Table 3. Reagents detail.
| Antibodies used for immunocytochemistry | |||
|---|---|---|---|
| Empty Cell | Antibody | Dilution | Company Cat # and RRID |
| Pluripotency Markers | Mouse anti-Human POU5F1 (Oct3/4) | 1:500 | Santa Cruz Biotechnology sc-5279 RRID AB_628051 |
| Mouse anti-Human Tra-1-60 | 1:500 | Merck Millipore MAB4360 RRID AB_2119183 | |
| Secondary antibodies | Donkey anti-Mouse IgG, Alexa Fluor Plus 555 | 1:1000 | ThermoFisher A32773 RRID AB_2762848 |
| Nuclear stain | DAPI | 300 nM | Thermofisher D1306 |
| Primers | Target | Forward/Revers e primer (5′- 3′) | |
| Sequencing primers | PINK1 ILE368ASN | 5′-AACTATCCCTGTACCCTGCG-3′ 5′-CCAAAATCTGCGATCACCAGC-3′ | |
| Sequencing primers | PARKIN R275W | 5′-CCGCCACGTGATTTGCTTAG-3′ 5′-TCTGCAGGACACACTCCTCT-3′ | |
| qPCR primers | OCT4 | 5′-TCGAGAACCGAGTGAGAGG-3′ 5′-GAACCACACTCGGACCACA-3′ | |
| qPCR primers | SOX2 | 5′-GCCGAGTGGAAACTTTTGTCG-3′ 5′-GCAGCGTGTACTTATCCTTCTT-3′ | |
| qPCR primers | NANOG | 5′-TTCCCTCCTCCATGGATCTG-3′ 5′-TGTTTCTTGACTGGGACCTTGTC-3′ | |
| qPCR primers | B2M Beta-2-microglobulin | 5′-GAGTATGCCTGCCGTGTG-3′ 5′-AATCCAAATGCGGCATCT-3′ | |
| Trilineage markers | |||
| Trilineage markers (qPCR) | Ectoderm, Mesoderm, Endoderm | Scorecard – Thermofisher – A15870 | |
5. Additional information
For additional methodological details, including mDA neuron differentiation, and for single cell RNAseq analysis data, please see (Novak et al., 2022).

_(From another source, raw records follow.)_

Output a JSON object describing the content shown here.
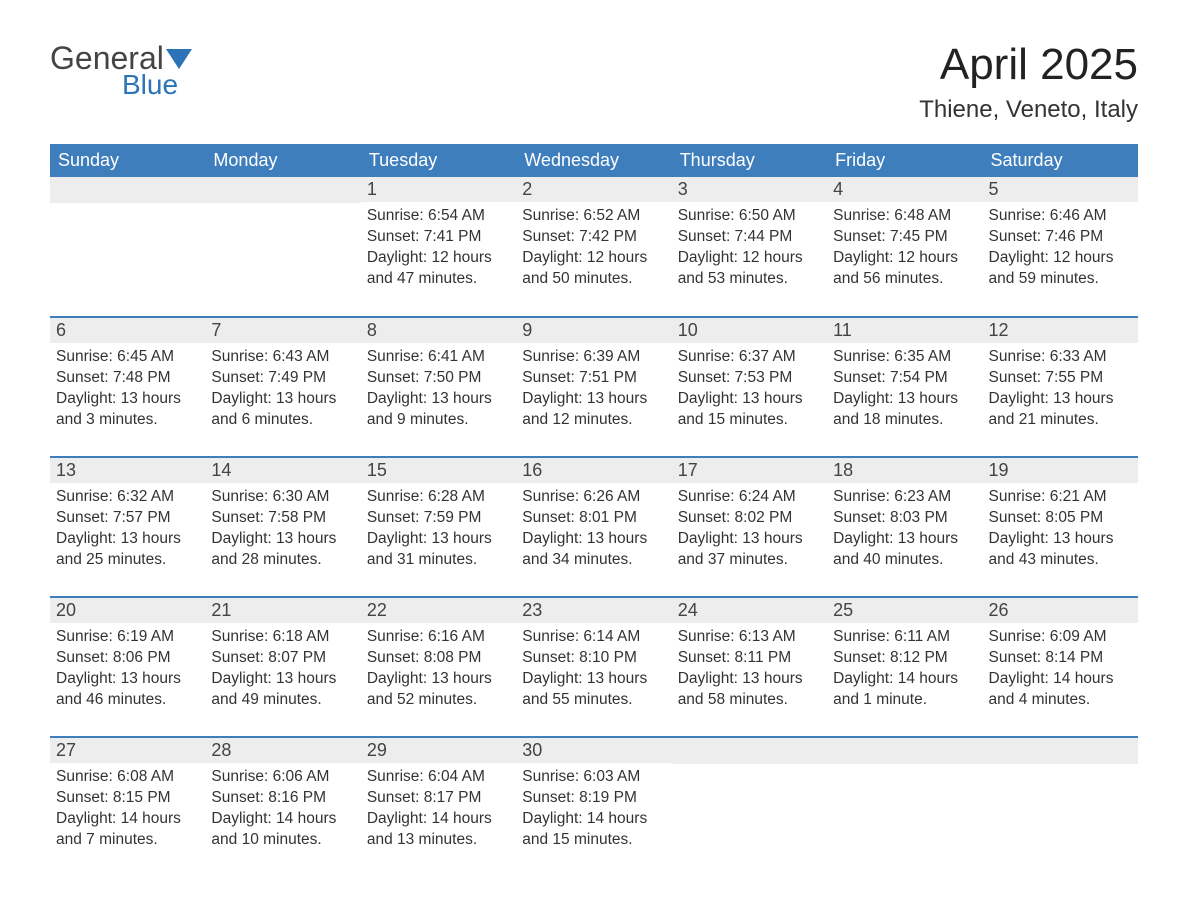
{
  "logo": {
    "general": "General",
    "blue": "Blue",
    "flag_color": "#2d73b8"
  },
  "title": "April 2025",
  "location": "Thiene, Veneto, Italy",
  "colors": {
    "header_bg": "#3e7ebd",
    "header_text": "#ffffff",
    "daynum_bg": "#ededed",
    "row_border": "#3e7ebd",
    "text": "#333333",
    "background": "#ffffff"
  },
  "day_headers": [
    "Sunday",
    "Monday",
    "Tuesday",
    "Wednesday",
    "Thursday",
    "Friday",
    "Saturday"
  ],
  "weeks": [
    [
      {
        "blank": true
      },
      {
        "blank": true
      },
      {
        "day": "1",
        "sunrise": "Sunrise: 6:54 AM",
        "sunset": "Sunset: 7:41 PM",
        "daylight": "Daylight: 12 hours and 47 minutes."
      },
      {
        "day": "2",
        "sunrise": "Sunrise: 6:52 AM",
        "sunset": "Sunset: 7:42 PM",
        "daylight": "Daylight: 12 hours and 50 minutes."
      },
      {
        "day": "3",
        "sunrise": "Sunrise: 6:50 AM",
        "sunset": "Sunset: 7:44 PM",
        "daylight": "Daylight: 12 hours and 53 minutes."
      },
      {
        "day": "4",
        "sunrise": "Sunrise: 6:48 AM",
        "sunset": "Sunset: 7:45 PM",
        "daylight": "Daylight: 12 hours and 56 minutes."
      },
      {
        "day": "5",
        "sunrise": "Sunrise: 6:46 AM",
        "sunset": "Sunset: 7:46 PM",
        "daylight": "Daylight: 12 hours and 59 minutes."
      }
    ],
    [
      {
        "day": "6",
        "sunrise": "Sunrise: 6:45 AM",
        "sunset": "Sunset: 7:48 PM",
        "daylight": "Daylight: 13 hours and 3 minutes."
      },
      {
        "day": "7",
        "sunrise": "Sunrise: 6:43 AM",
        "sunset": "Sunset: 7:49 PM",
        "daylight": "Daylight: 13 hours and 6 minutes."
      },
      {
        "day": "8",
        "sunrise": "Sunrise: 6:41 AM",
        "sunset": "Sunset: 7:50 PM",
        "daylight": "Daylight: 13 hours and 9 minutes."
      },
      {
        "day": "9",
        "sunrise": "Sunrise: 6:39 AM",
        "sunset": "Sunset: 7:51 PM",
        "daylight": "Daylight: 13 hours and 12 minutes."
      },
      {
        "day": "10",
        "sunrise": "Sunrise: 6:37 AM",
        "sunset": "Sunset: 7:53 PM",
        "daylight": "Daylight: 13 hours and 15 minutes."
      },
      {
        "day": "11",
        "sunrise": "Sunrise: 6:35 AM",
        "sunset": "Sunset: 7:54 PM",
        "daylight": "Daylight: 13 hours and 18 minutes."
      },
      {
        "day": "12",
        "sunrise": "Sunrise: 6:33 AM",
        "sunset": "Sunset: 7:55 PM",
        "daylight": "Daylight: 13 hours and 21 minutes."
      }
    ],
    [
      {
        "day": "13",
        "sunrise": "Sunrise: 6:32 AM",
        "sunset": "Sunset: 7:57 PM",
        "daylight": "Daylight: 13 hours and 25 minutes."
      },
      {
        "day": "14",
        "sunrise": "Sunrise: 6:30 AM",
        "sunset": "Sunset: 7:58 PM",
        "daylight": "Daylight: 13 hours and 28 minutes."
      },
      {
        "day": "15",
        "sunrise": "Sunrise: 6:28 AM",
        "sunset": "Sunset: 7:59 PM",
        "daylight": "Daylight: 13 hours and 31 minutes."
      },
      {
        "day": "16",
        "sunrise": "Sunrise: 6:26 AM",
        "sunset": "Sunset: 8:01 PM",
        "daylight": "Daylight: 13 hours and 34 minutes."
      },
      {
        "day": "17",
        "sunrise": "Sunrise: 6:24 AM",
        "sunset": "Sunset: 8:02 PM",
        "daylight": "Daylight: 13 hours and 37 minutes."
      },
      {
        "day": "18",
        "sunrise": "Sunrise: 6:23 AM",
        "sunset": "Sunset: 8:03 PM",
        "daylight": "Daylight: 13 hours and 40 minutes."
      },
      {
        "day": "19",
        "sunrise": "Sunrise: 6:21 AM",
        "sunset": "Sunset: 8:05 PM",
        "daylight": "Daylight: 13 hours and 43 minutes."
      }
    ],
    [
      {
        "day": "20",
        "sunrise": "Sunrise: 6:19 AM",
        "sunset": "Sunset: 8:06 PM",
        "daylight": "Daylight: 13 hours and 46 minutes."
      },
      {
        "day": "21",
        "sunrise": "Sunrise: 6:18 AM",
        "sunset": "Sunset: 8:07 PM",
        "daylight": "Daylight: 13 hours and 49 minutes."
      },
      {
        "day": "22",
        "sunrise": "Sunrise: 6:16 AM",
        "sunset": "Sunset: 8:08 PM",
        "daylight": "Daylight: 13 hours and 52 minutes."
      },
      {
        "day": "23",
        "sunrise": "Sunrise: 6:14 AM",
        "sunset": "Sunset: 8:10 PM",
        "daylight": "Daylight: 13 hours and 55 minutes."
      },
      {
        "day": "24",
        "sunrise": "Sunrise: 6:13 AM",
        "sunset": "Sunset: 8:11 PM",
        "daylight": "Daylight: 13 hours and 58 minutes."
      },
      {
        "day": "25",
        "sunrise": "Sunrise: 6:11 AM",
        "sunset": "Sunset: 8:12 PM",
        "daylight": "Daylight: 14 hours and 1 minute."
      },
      {
        "day": "26",
        "sunrise": "Sunrise: 6:09 AM",
        "sunset": "Sunset: 8:14 PM",
        "daylight": "Daylight: 14 hours and 4 minutes."
      }
    ],
    [
      {
        "day": "27",
        "sunrise": "Sunrise: 6:08 AM",
        "sunset": "Sunset: 8:15 PM",
        "daylight": "Daylight: 14 hours and 7 minutes."
      },
      {
        "day": "28",
        "sunrise": "Sunrise: 6:06 AM",
        "sunset": "Sunset: 8:16 PM",
        "daylight": "Daylight: 14 hours and 10 minutes."
      },
      {
        "day": "29",
        "sunrise": "Sunrise: 6:04 AM",
        "sunset": "Sunset: 8:17 PM",
        "daylight": "Daylight: 14 hours and 13 minutes."
      },
      {
        "day": "30",
        "sunrise": "Sunrise: 6:03 AM",
        "sunset": "Sunset: 8:19 PM",
        "daylight": "Daylight: 14 hours and 15 minutes."
      },
      {
        "blank": true
      },
      {
        "blank": true
      },
      {
        "blank": true
      }
    ]
  ]
}
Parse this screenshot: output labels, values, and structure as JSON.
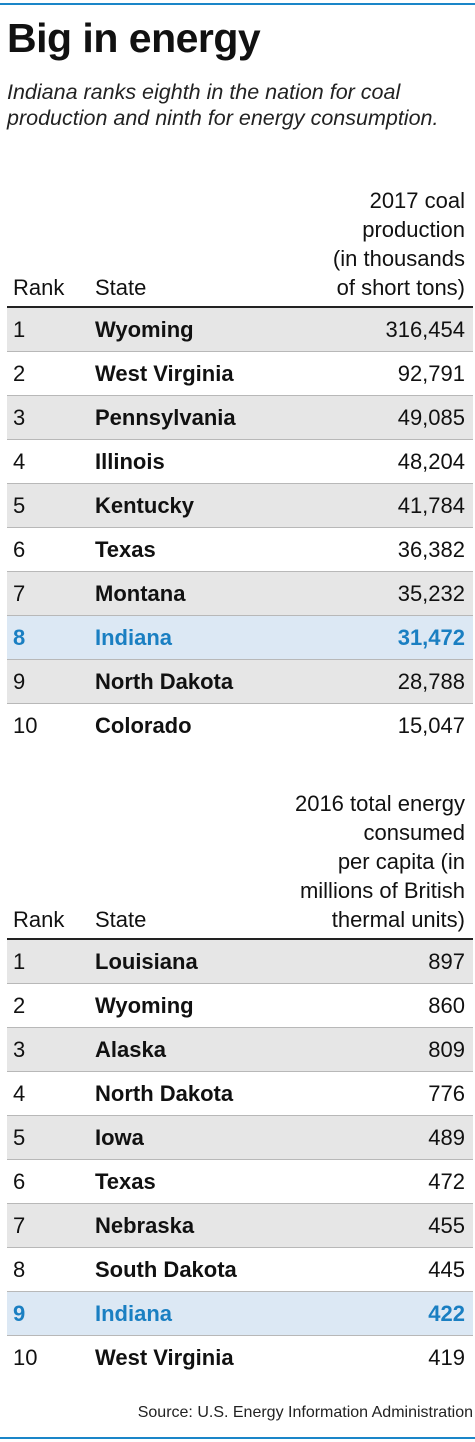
{
  "header": {
    "title": "Big in energy",
    "subtitle": "Indiana ranks eighth in the nation for coal production and ninth for energy consumption."
  },
  "colors": {
    "accent": "#1a7fc2",
    "highlight_row": "#dce8f4",
    "shaded_row": "#e6e6e6",
    "rule": "#1a86c8"
  },
  "chart_data": [
    {
      "type": "table",
      "columns": [
        "Rank",
        "State",
        "2017 coal production (in thousands of short tons)"
      ],
      "value_header_lines": [
        "2017 coal",
        "production",
        "(in thousands",
        "of short tons)"
      ],
      "highlight_rank": 8,
      "rows": [
        {
          "rank": "1",
          "state": "Wyoming",
          "value": "316,454"
        },
        {
          "rank": "2",
          "state": "West Virginia",
          "value": "92,791"
        },
        {
          "rank": "3",
          "state": "Pennsylvania",
          "value": "49,085"
        },
        {
          "rank": "4",
          "state": "Illinois",
          "value": "48,204"
        },
        {
          "rank": "5",
          "state": "Kentucky",
          "value": "41,784"
        },
        {
          "rank": "6",
          "state": "Texas",
          "value": "36,382"
        },
        {
          "rank": "7",
          "state": "Montana",
          "value": "35,232"
        },
        {
          "rank": "8",
          "state": "Indiana",
          "value": "31,472"
        },
        {
          "rank": "9",
          "state": "North Dakota",
          "value": "28,788"
        },
        {
          "rank": "10",
          "state": "Colorado",
          "value": "15,047"
        }
      ]
    },
    {
      "type": "table",
      "columns": [
        "Rank",
        "State",
        "2016 total energy consumed per capita (in millions of British thermal units)"
      ],
      "value_header_lines": [
        "2016 total energy",
        "consumed",
        "per capita (in",
        "millions of British",
        "thermal units)"
      ],
      "highlight_rank": 9,
      "rows": [
        {
          "rank": "1",
          "state": "Louisiana",
          "value": "897"
        },
        {
          "rank": "2",
          "state": "Wyoming",
          "value": "860"
        },
        {
          "rank": "3",
          "state": "Alaska",
          "value": "809"
        },
        {
          "rank": "4",
          "state": "North Dakota",
          "value": "776"
        },
        {
          "rank": "5",
          "state": "Iowa",
          "value": "489"
        },
        {
          "rank": "6",
          "state": "Texas",
          "value": "472"
        },
        {
          "rank": "7",
          "state": "Nebraska",
          "value": "455"
        },
        {
          "rank": "8",
          "state": "South Dakota",
          "value": "445"
        },
        {
          "rank": "9",
          "state": "Indiana",
          "value": "422"
        },
        {
          "rank": "10",
          "state": "West Virginia",
          "value": "419"
        }
      ]
    }
  ],
  "source": "Source: U.S. Energy Information Administration"
}
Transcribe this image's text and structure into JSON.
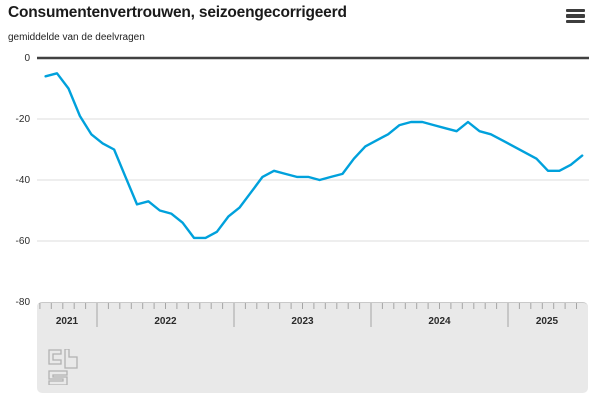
{
  "header": {
    "title": "Consumentenvertrouwen, seizoengecorrigeerd",
    "subtitle": "gemiddelde van de deelvragen",
    "menu_icon": "hamburger-icon"
  },
  "chart_data": {
    "type": "line",
    "title": "Consumentenvertrouwen, seizoengecorrigeerd",
    "subtitle": "gemiddelde van de deelvragen",
    "x_interval": "month",
    "x_start": "2021-08",
    "x_end": "2025-07",
    "year_labels": [
      "2021",
      "2022",
      "2023",
      "2024",
      "2025"
    ],
    "y_ticks": [
      0,
      -20,
      -40,
      -60,
      -80
    ],
    "ylim": [
      -80,
      0
    ],
    "grid": true,
    "legend": "none",
    "line_color": "#00a1dc",
    "series": [
      {
        "name": "consumentenvertrouwen",
        "values": [
          -6,
          -5,
          -10,
          -19,
          -25,
          -28,
          -30,
          -39,
          -48,
          -47,
          -50,
          -51,
          -54,
          -59,
          -59,
          -57,
          -52,
          -49,
          -44,
          -39,
          -37,
          -38,
          -39,
          -39,
          -40,
          -39,
          -38,
          -33,
          -29,
          -27,
          -25,
          -22,
          -21,
          -21,
          -22,
          -23,
          -24,
          -21,
          -24,
          -25,
          -27,
          -29,
          -31,
          -33,
          -37,
          -37,
          -35,
          -32
        ]
      }
    ]
  },
  "footer": {
    "logo_name": "cbs-logo"
  },
  "colors": {
    "line": "#00a1dc",
    "zero_axis": "#414141",
    "gridline": "#dedede",
    "axis_panel": "#e9e9e9",
    "tick": "#a5a5a5",
    "logo": "#b2b2b2",
    "text": "#1a1a1a"
  }
}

Declaration of Competing Interest
The authors declare that they have no known competing financial interests or personal relationships that could have appeared to influence the work reported in this paper.
Acknowledgements
This work was made possible in part by support of S.F. from the Michael J Fox Foundation through Head Start Program and National Institutes of Health (NIH) grants R01 NS124848, RF1 AG058476, R37 NS101996, and P01 AG054407.